Confira o resultado da Dia de Sorte de ontem!

Os números da Dia de Sorte 1161 são:

  • 05 - 03 - 22 - 15 - 26 - 06 - 23
  • Mês da sorte: 07 - julho

O sorteio da Dia de Sorte é transmitido ao vivo pela Caixa Econômica Federal e pode ser assistido no canal oficial da Caixa no Youtube.

Próximo sorteio: 1162

Como a Dia de Sorte tem três sorteios regulares semanais, o próximo sorteio ocorre no sábado, 10 de janeiro, a partir das 21 horas, pelo concurso 1162. O valor da premiação está estimado em R$ 400 mil.

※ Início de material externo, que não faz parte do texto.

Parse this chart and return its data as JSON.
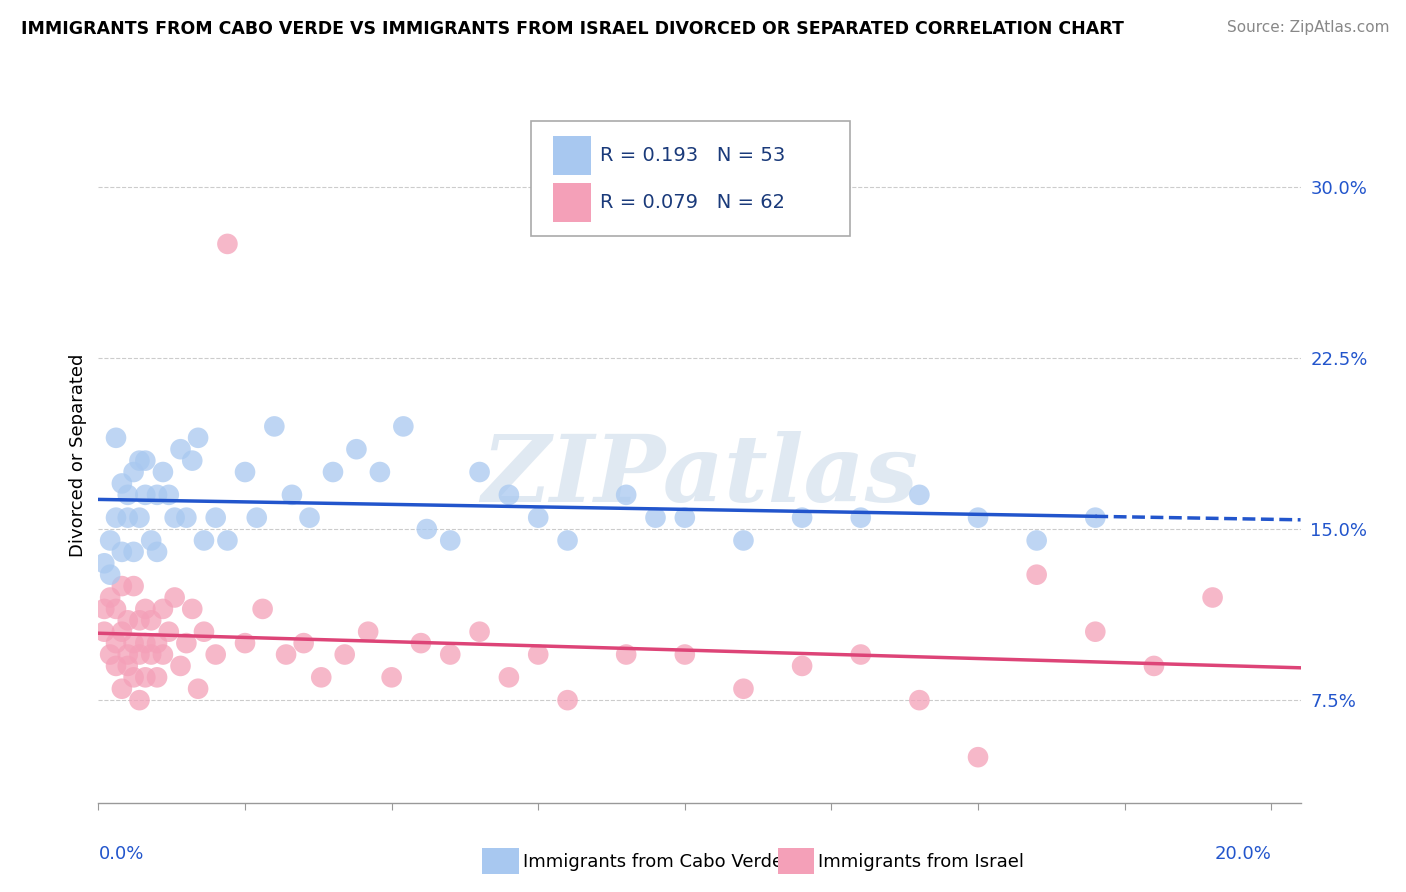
{
  "title": "IMMIGRANTS FROM CABO VERDE VS IMMIGRANTS FROM ISRAEL DIVORCED OR SEPARATED CORRELATION CHART",
  "source": "Source: ZipAtlas.com",
  "ylabel": "Divorced or Separated",
  "y_ticks": [
    0.075,
    0.15,
    0.225,
    0.3
  ],
  "y_tick_labels": [
    "7.5%",
    "15.0%",
    "22.5%",
    "30.0%"
  ],
  "x_lim": [
    0.0,
    0.205
  ],
  "y_lim": [
    0.03,
    0.335
  ],
  "legend_r_blue": "R = 0.193",
  "legend_n_blue": "N = 53",
  "legend_r_pink": "R = 0.079",
  "legend_n_pink": "N = 62",
  "legend_label_blue": "Immigrants from Cabo Verde",
  "legend_label_pink": "Immigrants from Israel",
  "blue_dot_color": "#a8c8f0",
  "pink_dot_color": "#f4a0b8",
  "blue_line_color": "#2255cc",
  "pink_line_color": "#dd4477",
  "tick_label_color": "#2255cc",
  "cabo_verde_x": [
    0.001,
    0.002,
    0.002,
    0.003,
    0.003,
    0.004,
    0.004,
    0.005,
    0.005,
    0.006,
    0.006,
    0.007,
    0.007,
    0.008,
    0.008,
    0.009,
    0.01,
    0.01,
    0.011,
    0.012,
    0.013,
    0.014,
    0.015,
    0.016,
    0.017,
    0.018,
    0.02,
    0.022,
    0.025,
    0.027,
    0.03,
    0.033,
    0.036,
    0.04,
    0.044,
    0.048,
    0.052,
    0.056,
    0.06,
    0.065,
    0.07,
    0.075,
    0.08,
    0.09,
    0.095,
    0.1,
    0.11,
    0.12,
    0.13,
    0.14,
    0.15,
    0.16,
    0.17
  ],
  "cabo_verde_y": [
    0.135,
    0.145,
    0.13,
    0.155,
    0.19,
    0.14,
    0.17,
    0.155,
    0.165,
    0.175,
    0.14,
    0.18,
    0.155,
    0.165,
    0.18,
    0.145,
    0.165,
    0.14,
    0.175,
    0.165,
    0.155,
    0.185,
    0.155,
    0.18,
    0.19,
    0.145,
    0.155,
    0.145,
    0.175,
    0.155,
    0.195,
    0.165,
    0.155,
    0.175,
    0.185,
    0.175,
    0.195,
    0.15,
    0.145,
    0.175,
    0.165,
    0.155,
    0.145,
    0.165,
    0.155,
    0.155,
    0.145,
    0.155,
    0.155,
    0.165,
    0.155,
    0.145,
    0.155
  ],
  "israel_x": [
    0.001,
    0.001,
    0.002,
    0.002,
    0.003,
    0.003,
    0.003,
    0.004,
    0.004,
    0.004,
    0.005,
    0.005,
    0.005,
    0.006,
    0.006,
    0.006,
    0.007,
    0.007,
    0.007,
    0.008,
    0.008,
    0.008,
    0.009,
    0.009,
    0.01,
    0.01,
    0.011,
    0.011,
    0.012,
    0.013,
    0.014,
    0.015,
    0.016,
    0.017,
    0.018,
    0.02,
    0.022,
    0.025,
    0.028,
    0.032,
    0.035,
    0.038,
    0.042,
    0.046,
    0.05,
    0.055,
    0.06,
    0.065,
    0.07,
    0.075,
    0.08,
    0.09,
    0.1,
    0.11,
    0.12,
    0.13,
    0.14,
    0.15,
    0.16,
    0.17,
    0.18,
    0.19
  ],
  "israel_y": [
    0.105,
    0.115,
    0.095,
    0.12,
    0.1,
    0.09,
    0.115,
    0.08,
    0.105,
    0.125,
    0.095,
    0.11,
    0.09,
    0.1,
    0.125,
    0.085,
    0.11,
    0.095,
    0.075,
    0.1,
    0.115,
    0.085,
    0.095,
    0.11,
    0.1,
    0.085,
    0.115,
    0.095,
    0.105,
    0.12,
    0.09,
    0.1,
    0.115,
    0.08,
    0.105,
    0.095,
    0.275,
    0.1,
    0.115,
    0.095,
    0.1,
    0.085,
    0.095,
    0.105,
    0.085,
    0.1,
    0.095,
    0.105,
    0.085,
    0.095,
    0.075,
    0.095,
    0.095,
    0.08,
    0.09,
    0.095,
    0.075,
    0.05,
    0.13,
    0.105,
    0.09,
    0.12
  ]
}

Para participar dos sorteios da Dia de Sorte é necessário fazer um jogo nas casas lotéricas ou canais eletrônicos.

A aposta mínima custa R$ 2,50 para um jogo simples, em que o apostador pode escolher 7 dente as 31 dezenas disponíveis, e fatura prêmio se acertar 4, 5, 6 e 7 números.

Como apostar na Dia de Sorte

Os sorteios da Dia de Sorte são realizados às terças, quintas e sábados, sempre às 20h (horário de MS).

O apostador marca entre 7 e 15 números, dentre os 31 disponíveis no volante, e fatura prêmio se acertar 4, 5, 6 e 7 números.

Há a possibilidade de deixar que o sistema escolha os números para você por meio da Surpresinha, ou concorrer com a mesma aposta por 3, 6, 9 ou 12 concursos consecutivos através da Teimosinha.

A aposta mínima, de 7 números, custa R$ 2,50.

Os prêmios prescrevem 90 dias após a data do sorteio. Após esse prazo, os valores são repassados ao Tesouro Nacional para aplicação no FIES - Fundo de Financiamento ao Estudante do Ensino Superior.

É possível marcar mais números. No entanto, quanto mais números marcar, maior o preço da aposta.